On a bleak St. Patrick’s Day in 2020, with holiday festivities canceled as COVID-19 swept across the U.S., Lawrence Abrams sent messages to ten of the largest ransomware gangs in the world. Stop attacking hospitals and other medical facilities for the duration of the pandemic, he pleaded. Too many lives were at stake.
As the founder and owner of the most influential news website dedicated to ransomware, Abrams was one of the few people with the connections and credibility to make such a request.
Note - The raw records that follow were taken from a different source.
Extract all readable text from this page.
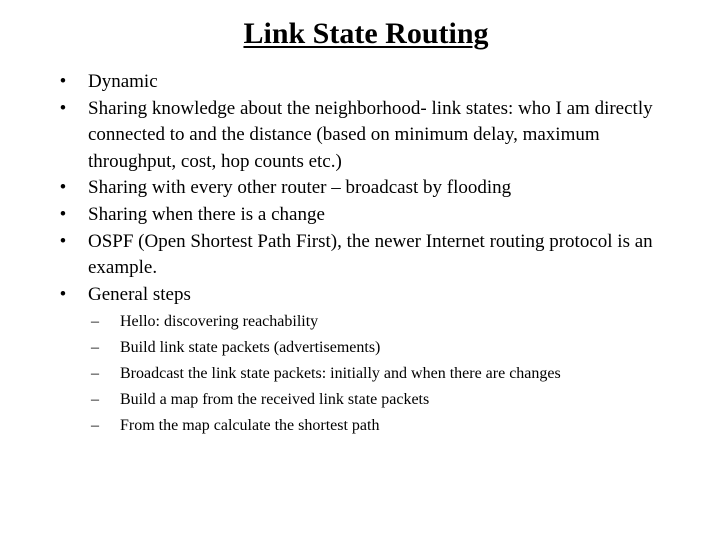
Link State Routing
• Dynamic
• Sharing knowledge about the neighborhood- link states: who I am directly connected to and the distance (based on minimum delay, maximum throughput, cost, hop counts etc.)
• Sharing with every other router – broadcast by flooding
• Sharing when there is a change
• OSPF (Open Shortest Path First), the newer Internet routing protocol is an example.
• General steps
– Hello: discovering reachability
– Build link state packets (advertisements)
– Broadcast the link state packets: initially and when there are changes
– Build a map from the received link state packets
– From the map calculate the shortest path
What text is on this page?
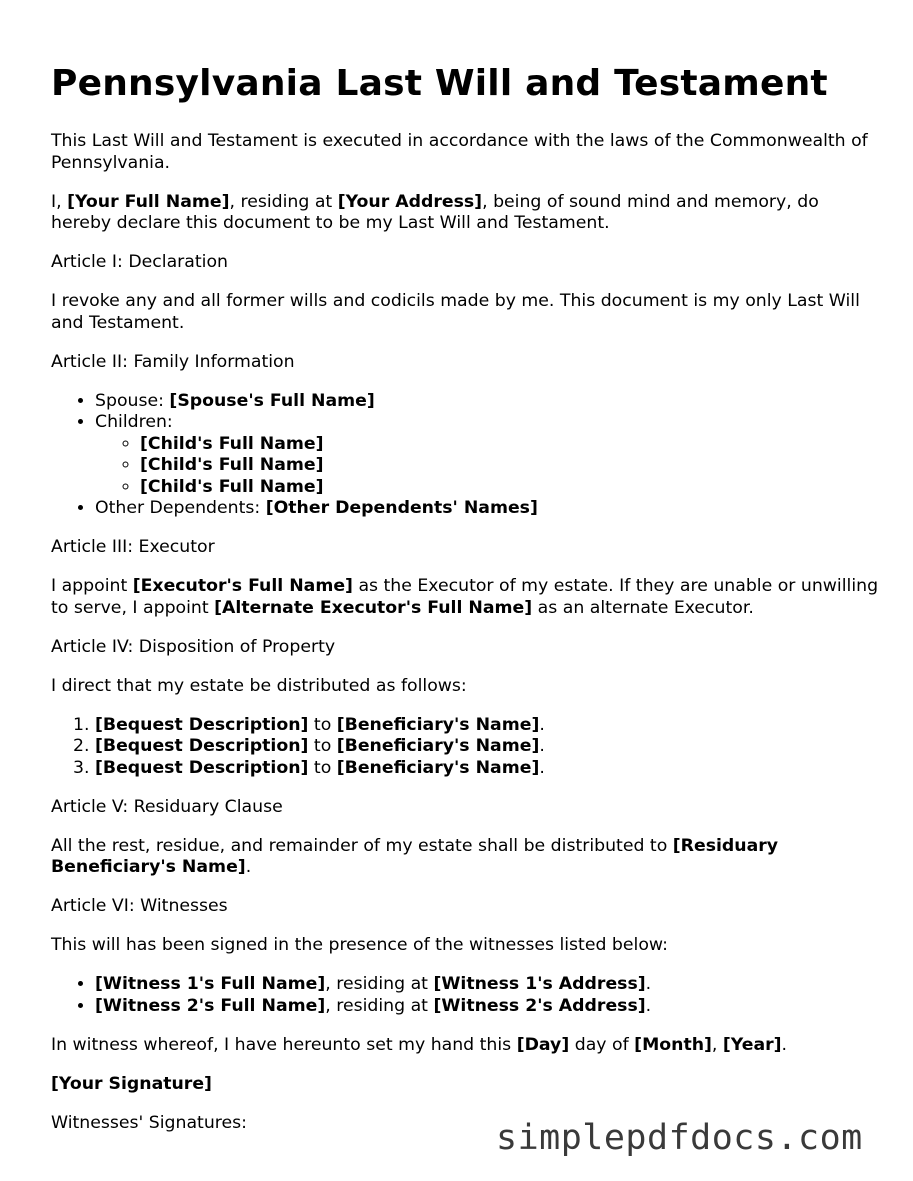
Pennsylvania Last Will and Testament

This Last Will and Testament is executed in accordance with the laws of the Commonwealth of Pennsylvania.

I, [Your Full Name], residing at [Your Address], being of sound mind and memory, do hereby declare this document to be my Last Will and Testament.

Article I: Declaration

I revoke any and all former wills and codicils made by me. This document is my only Last Will and Testament.

Article II: Family Information

• Spouse: [Spouse's Full Name]
• Children:
◦ [Child's Full Name]
◦ [Child's Full Name]
◦ [Child's Full Name]
• Other Dependents: [Other Dependents' Names]

Article III: Executor

I appoint [Executor's Full Name] as the Executor of my estate. If they are unable or unwilling to serve, I appoint [Alternate Executor's Full Name] as an alternate Executor.

Article IV: Disposition of Property

I direct that my estate be distributed as follows:

1. [Bequest Description] to [Beneficiary's Name].
2. [Bequest Description] to [Beneficiary's Name].
3. [Bequest Description] to [Beneficiary's Name].

Article V: Residuary Clause

All the rest, residue, and remainder of my estate shall be distributed to [Residuary Beneficiary's Name].

Article VI: Witnesses

This will has been signed in the presence of the witnesses listed below:

• [Witness 1's Full Name], residing at [Witness 1's Address].
• [Witness 2's Full Name], residing at [Witness 2's Address].

In witness whereof, I have hereunto set my hand this [Day] day of [Month], [Year].

[Your Signature]

Witnesses' Signatures:	simplepdfdocs.com
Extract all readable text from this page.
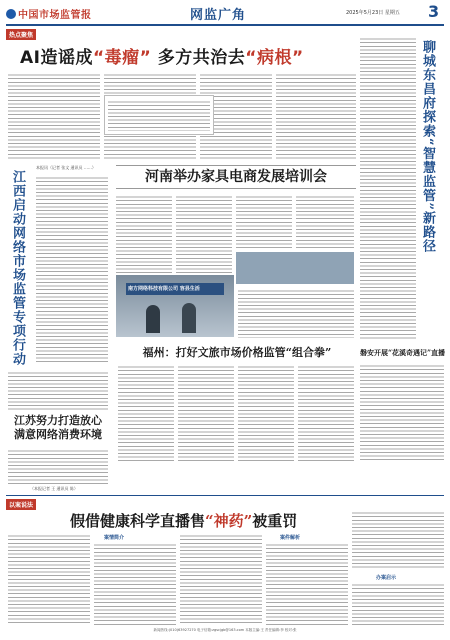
中国市场监管报	网监广角	2025年5月23日 星期五 3
热点聚焦
AI造谣成“毒瘤” 多方共治去“病根”	聊城东昌府探索“智慧监管”新路径
本报讯（记者 张文 通讯员 ……）
江西启动网络市场监管专项行动	河南举办家具电商发展培训会
南方网络科技有限公司 容县生活
福州：打好文旅市场价格监管“组合拳”	磐安开展“花溪奇遇记”直播
江苏努力打造放心满意网络消费环境
（本报记者 王 通讯员 陈）
以案说法
假借健康科学直播售“神药”被重罚
案情简介	案件解析
办案启示
新闻热线:(010)63927270 电子信箱:zgscjgb@163.com 本版主编:王 责任编辑:李 校对:张
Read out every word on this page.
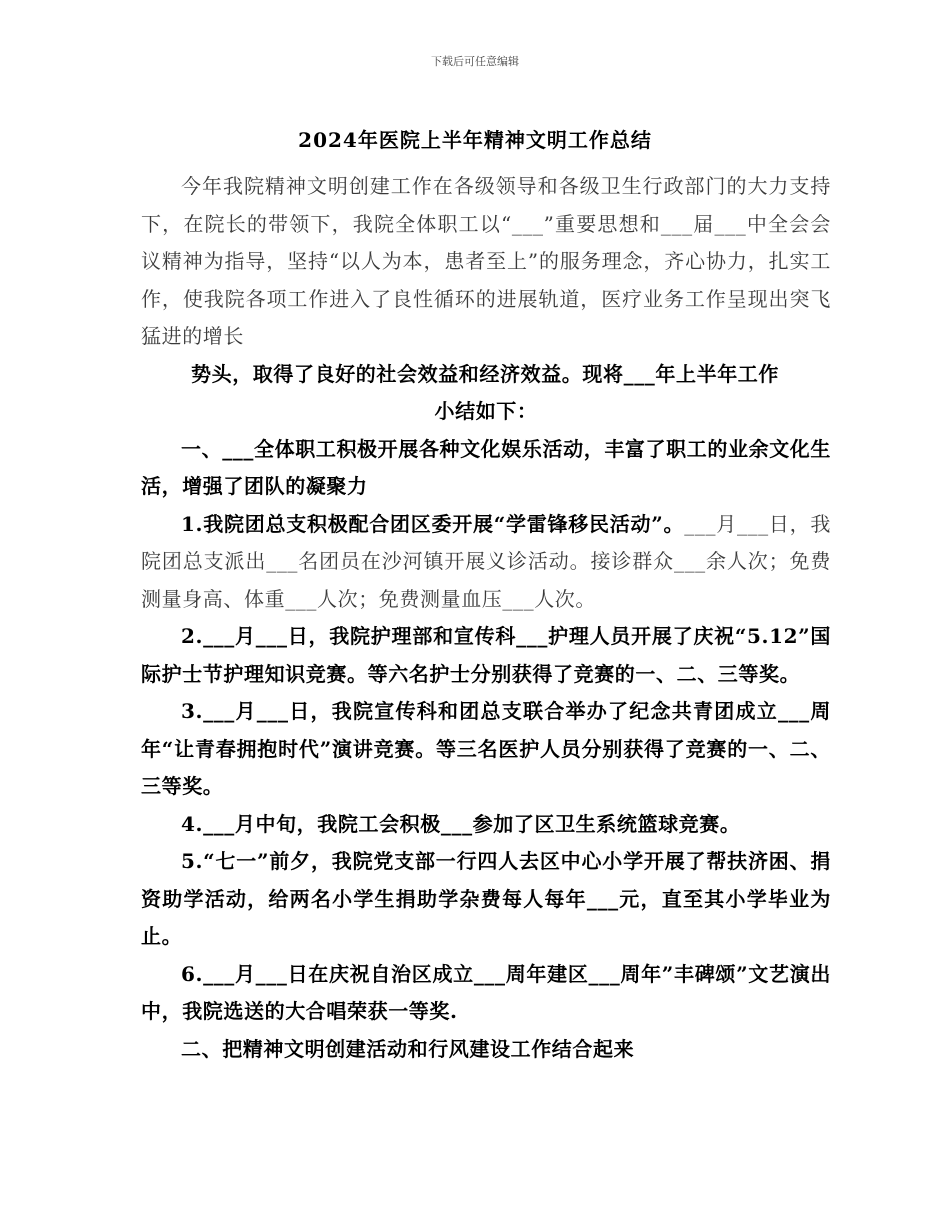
下载后可任意编辑
2024年医院上半年精神文明工作总结

今年我院精神文明创建工作在各级领导和各级卫生行政部门的大力支持下，在院长的带领下，我院全体职工以“___”重要思想和___届___中全会会议精神为指导，坚持“以人为本，患者至上”的服务理念，齐心协力，扎实工作，使我院各项工作进入了良性循环的进展轨道，医疗业务工作呈现出突飞猛进的增长

势头，取得了良好的社会效益和经济效益。现将___年上半年工作

小结如下：

一、___全体职工积极开展各种文化娱乐活动，丰富了职工的业余文化生活，增强了团队的凝聚力

1.我院团总支积极配合团区委开展“学雷锋移民活动”。___月___日，我院团总支派出___名团员在沙河镇开展义诊活动。接诊群众___余人次；免费测量身高、体重___人次；免费测量血压___人次。

2.___月___日，我院护理部和宣传科___护理人员开展了庆祝“5.12”国际护士节护理知识竞赛。等六名护士分别获得了竞赛的一、二、三等奖。

3.___月___日，我院宣传科和团总支联合举办了纪念共青团成立___周年“让青春拥抱时代”演讲竞赛。等三名医护人员分别获得了竞赛的一、二、三等奖。

4.___月中旬，我院工会积极___参加了区卫生系统篮球竞赛。

5.“七一”前夕，我院党支部一行四人去区中心小学开展了帮扶济困、捐资助学活动，给两名小学生捐助学杂费每人每年___元，直至其小学毕业为止。

6.___月___日在庆祝自治区成立___周年建区___周年”丰碑颂”文艺演出中，我院选送的大合唱荣获一等奖.

二、把精神文明创建活动和行风建设工作结合起来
His site, BleepingComputer, was one part demilitarized zone, one part neighborhood pub: a place where victims, media, law enforcement, cybersecurity buffs, and criminals all mixed.
Concentrated in countries such as Russia and North Korea, where they appear to enjoy a measure of government protection, the attackers are often self-taught, underemployed tech geeks. When Abrams wrote to them, he appealed to them as ordinary, decent people with parents, children, and partners they loved. How would you feel, he asked, if a member of your family were infected with COVID and couldn’t receive lifesaving treatment because the local hospital was hit by ransomware?
The next morning, Abrams awoke to a flurry of replies. Responding first, the DoppelPaymer gang agreed to his proposal, saying that its members “always try to avoid hospitals, nursing homes … not only now.” If they hit a hospital by mistake, they would “decrypt for free.”
Still, realizing that Abrams would make its pledge public on BleepingComputer, DoppelPaymer warned other victims against posing as health-care providers to avoid paying a ransom: “We’ll do double, triple check before releasing decrypt for free.”